My take is much simpler and a lot less stressful. We are having a market correction, period. Corrections are as natural to financial markets as the beginning of fall is to the end of summer. Corrections lower our expectations, remind us of risk, reset prices to more reasonable levels and bring all of us more in line with reality. We don’t like them, some of us may even hate them but they are necessary.
There have been 87 corrections in the benchmark U.S. stock index called the Standard & Poor’s 500 since 1928. That works out to a bit more than one per year. On average they last about four months although recently they have been over in half that time. This one, by the time you read this, should be about 75 days old.
Most market experts classify a correction as a decline in prices of 10% or more. This summer the S&P has lost 9.4%, which is close enough for me. Could it fall further, of course it could but that’s the beauty of the markets, no one knows until it happens. Does that make your stomach lurch? If it does, take comfort. Since 1946 it has only taken the market from peak to trough and back to its pre-correction peak a little over 100 days to recover. If you are, like me, a long -term investor, then three plus months should be barely a blip on your time horizon.
If you can’t stand the heat for that long you either are not diversified properly (remember: stocks, bonds and cash) or you don’t belong in the kitchen at all. Markets can be erratic and subject to many starts and stops. Corrections, like most of life, adhere to that old adage two steps forward, one step back.
But, as usual and on schedule, the talking heads are warning that this time may be different. Just before the commercial they pose this question:
“What if this isn’t just a correction, what if this time there is a global melt down based on mortgage problems and credit tightening that creates the Big One, or maybe even the dreaded “D” word?”
You sit dutifully waiting for their wisdom, a sinking feeling in your gut, only to hear.
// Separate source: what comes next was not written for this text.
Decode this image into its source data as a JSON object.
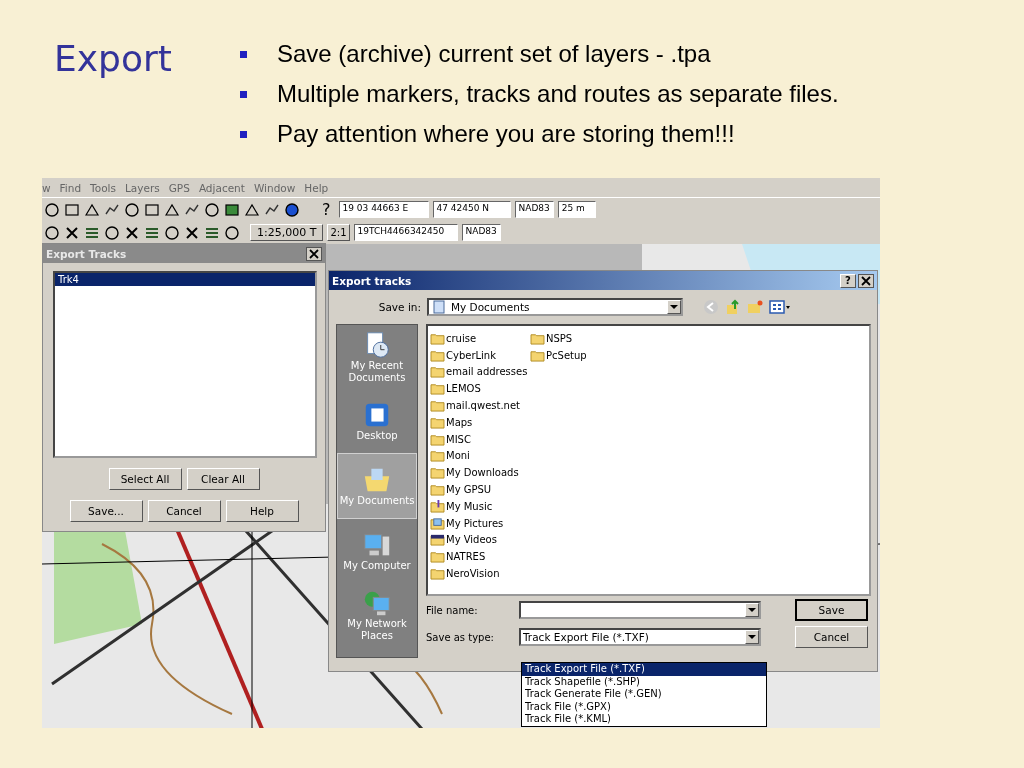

“ We’ll be right back after this word from our sponsor.”
It works more often than not but by the end of the show you still don’t know. I sympathize. During every correction since 1981, I have had to endure these same armies of doomsayers spewing mountains of learned commentary on exactly why we are undergoing a correction and what it could mean if this or that happens. Enough already.
A case in point is last summer, if you recall, we suffered a 9% decline in the U.S. stock market in August. It was painful but it was a necessary evil. Can you remember why we had that correction? No? Well, how about the corrections in 1997, 1998, or 1999? The point is that most of us have no idea why markets correct, nor is it important. What is important is that the markets are self-correcting mechanisms, which reduce speculative excesses and restore us to sanity. We don’t like them but we need them and we are better off because of them. If all else fails, think of them this way: without corrections, markets cannot go higher so hang in there for this too shall pass.